Dün ülke genelinde kar yağışı gerçekleşince fotoğraf makinesini eline alan bir kare çekip sosyal paylaşım sitelerinde yayınlama kuyruğuna girdi. Manzaranın güzelliği bir tarafa sanırım insanlar bu kirlenmiş dünyada beyaza duyduğu özlemi bu şekilde paylaşmak istedi.
Tv ekranlarında ülkenin değişik illerindeki kar manzaraları gösterildi. İnsanların mahsur kaldığı, çocukların ailelerine ulaşamadıkları haberler ilgi çekiciydi. Beyazlara bürünen etrafımızda kısa bir süre de olsa bütün zorluklarına rağmen beyaza duyduğumuz özlemi gidermeye çalıştık. Ancak karın bütün beyazlığı ve saflığı bile kara noktaları kapatmaya yetmedi.
Neden mi?
Çünkü ülkenin kuzeyindeki Zonguldak’ta ekmeğini kazanmak için maden ocaklarına inmek zorunda kalan kömür işçileri meydana gelen çökme ve patlamadan dolayı hayatlarını kaybettiler. Ve beyaz kar ülke genelinde her tarafı beyaza boyarken Zonguldak kömür ocaklarında kara kömürün altında kalan işçilerin cesetleri dışarıya çıkarılamıyordu!
İnsanın gerçekten ara sıra yaşadığı sorunlardan soyutlanıp kaçası geliyor. Bir an olsun içindeki agresif enerjiyi boşaltmak pozitif enerji ile donanmak istiyor. Çocuksu duygularına dönüp acımasız hayatın zorluklarından sıyrılmak istiyor. Bir kartopu yapıp atarak içindeki nefreti boşaltmak istiyor ama gel gör ki beyin denilen mevhum her defasından başka bir fotoğrafla huzurunu bozmayı ihmal etmiyor.

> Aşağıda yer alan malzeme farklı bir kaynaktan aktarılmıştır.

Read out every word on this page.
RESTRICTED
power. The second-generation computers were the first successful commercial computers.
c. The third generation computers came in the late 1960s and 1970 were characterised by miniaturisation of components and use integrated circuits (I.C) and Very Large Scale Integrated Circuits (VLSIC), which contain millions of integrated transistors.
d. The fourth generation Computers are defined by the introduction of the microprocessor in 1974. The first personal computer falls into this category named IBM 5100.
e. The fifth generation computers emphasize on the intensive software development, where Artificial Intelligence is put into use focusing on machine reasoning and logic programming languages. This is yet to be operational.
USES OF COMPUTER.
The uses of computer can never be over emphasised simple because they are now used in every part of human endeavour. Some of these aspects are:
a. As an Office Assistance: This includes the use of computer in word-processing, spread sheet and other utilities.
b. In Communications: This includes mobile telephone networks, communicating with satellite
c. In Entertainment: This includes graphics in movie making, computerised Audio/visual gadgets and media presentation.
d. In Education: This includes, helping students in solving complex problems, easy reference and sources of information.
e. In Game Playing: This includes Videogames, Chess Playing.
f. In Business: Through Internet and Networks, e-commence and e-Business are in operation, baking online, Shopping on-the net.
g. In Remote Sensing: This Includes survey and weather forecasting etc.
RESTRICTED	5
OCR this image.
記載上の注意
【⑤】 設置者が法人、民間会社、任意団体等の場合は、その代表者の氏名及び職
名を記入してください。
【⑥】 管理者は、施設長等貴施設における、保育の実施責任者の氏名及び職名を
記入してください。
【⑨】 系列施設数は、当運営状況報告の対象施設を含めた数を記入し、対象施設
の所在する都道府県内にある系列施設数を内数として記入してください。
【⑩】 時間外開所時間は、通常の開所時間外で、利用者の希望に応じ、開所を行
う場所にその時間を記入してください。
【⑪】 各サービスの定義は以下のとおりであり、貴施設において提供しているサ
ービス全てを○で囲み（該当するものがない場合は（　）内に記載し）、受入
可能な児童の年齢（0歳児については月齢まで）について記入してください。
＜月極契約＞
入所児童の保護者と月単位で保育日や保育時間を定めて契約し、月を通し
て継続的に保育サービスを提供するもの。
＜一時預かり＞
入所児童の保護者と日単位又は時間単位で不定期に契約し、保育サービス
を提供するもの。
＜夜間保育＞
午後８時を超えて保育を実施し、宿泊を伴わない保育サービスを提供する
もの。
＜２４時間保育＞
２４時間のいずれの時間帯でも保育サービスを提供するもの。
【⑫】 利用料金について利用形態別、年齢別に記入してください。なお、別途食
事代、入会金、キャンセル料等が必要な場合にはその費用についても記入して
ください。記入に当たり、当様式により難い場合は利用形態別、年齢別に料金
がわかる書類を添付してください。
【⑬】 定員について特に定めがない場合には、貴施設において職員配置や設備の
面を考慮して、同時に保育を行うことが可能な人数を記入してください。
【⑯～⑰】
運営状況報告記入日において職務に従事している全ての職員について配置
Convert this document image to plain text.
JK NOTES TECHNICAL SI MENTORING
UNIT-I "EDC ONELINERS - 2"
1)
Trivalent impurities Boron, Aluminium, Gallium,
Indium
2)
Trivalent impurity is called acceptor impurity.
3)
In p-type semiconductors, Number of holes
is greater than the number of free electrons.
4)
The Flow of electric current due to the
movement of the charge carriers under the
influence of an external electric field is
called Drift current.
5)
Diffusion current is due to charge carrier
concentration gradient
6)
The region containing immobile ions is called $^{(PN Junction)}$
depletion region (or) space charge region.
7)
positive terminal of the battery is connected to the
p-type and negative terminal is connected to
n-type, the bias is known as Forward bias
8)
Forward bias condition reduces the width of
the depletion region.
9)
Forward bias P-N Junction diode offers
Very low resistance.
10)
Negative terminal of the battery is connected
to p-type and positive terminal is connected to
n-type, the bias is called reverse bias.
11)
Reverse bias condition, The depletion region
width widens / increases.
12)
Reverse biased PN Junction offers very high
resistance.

Tunceli’de kar Zonguldak’ta kömür var. Tunceli’deki de sıkıntıda Zonguldak’taki de. Biri yaşama tutunmak için çırpınırken diğeri yaşamını kaybetmiş vücutları aileleri ile buluşturma çabası gösteriyor. Beyazlar içinde tıpkı sahip olduğu kömür gibi kara bir nokta gibi duruyor Zonguldak beynimizde. Yakınlarının cesetlerinin çıkarılmasını bekleyen ailelerin feryadı ve sitemleri karın beyazını, masumiyetini bir kenara bırakıyor. Bir lokma ekmek için göz göre göre yaşanan ölümler…
Facebook’ta bir karikatür paylaşmış yurttaşın birisi. Karlar altında kalan evin önüne gelen bir kömür yardım aracı bir kamyon dolusu kömür getirmiş dağıtıyor. Kömür içinde cesetler görünüyor. Küçük çocuk pencerede beklide kocasının yolunu gözleyen annesine sesleniyor;
-         Anne gel babam geldi
Diyor. Babası maden ocağında yaşamını yitirip kömürle dağıtıma çıkarılmış cesetten ibaret. Bu durum size hasret kaldığınız rahatlığı doğal olarak çok görüyor değil mi?
Ama bizim ülkemizde bu manzaralar var maalesef. Aldıkları 778 liralık asgari ücret için yaşamlarını riske eden madencilerin ayda 17 bin maaşla geçinmeyen vekillerine söyleyecekleri bir sözleri de yok artık. Onlar birer ölüdürler.
Vatandaşın birisi evsiz olduğu için soğuktan ölmüş. Vatandaşların bir kaçı soğuğu sıcağa çevirmeye yarayan kömürü çıkarmaya çalışırken ölmüş. Vatandaşın payına ölüm düşmüş memleketimde, varsın kalburüstü olanlar bunu görmesin…
Her tarafın karlarla kaplı olduğu ortamda karın keyfini çıkarmaya çalışan yurttaşları yadırgadığımızı kimse düşünmesin. Biz memleketimizdeki iki manzarayı yan yana koyup beynimizde yankılanan sesiyle seslenmek istedik sadece. Beyazlar içinde ne karaların olduğunu, karalar içinde ne beyazların saklandığını paylaşmak istedik. Bir de beyazda olsa, kara da olsa payına ölüm düşen yurttaşın halini.
Bir kartopu atalım kömür dolu torbaya ama dikkat edelim bir madencinin canı yanmasın!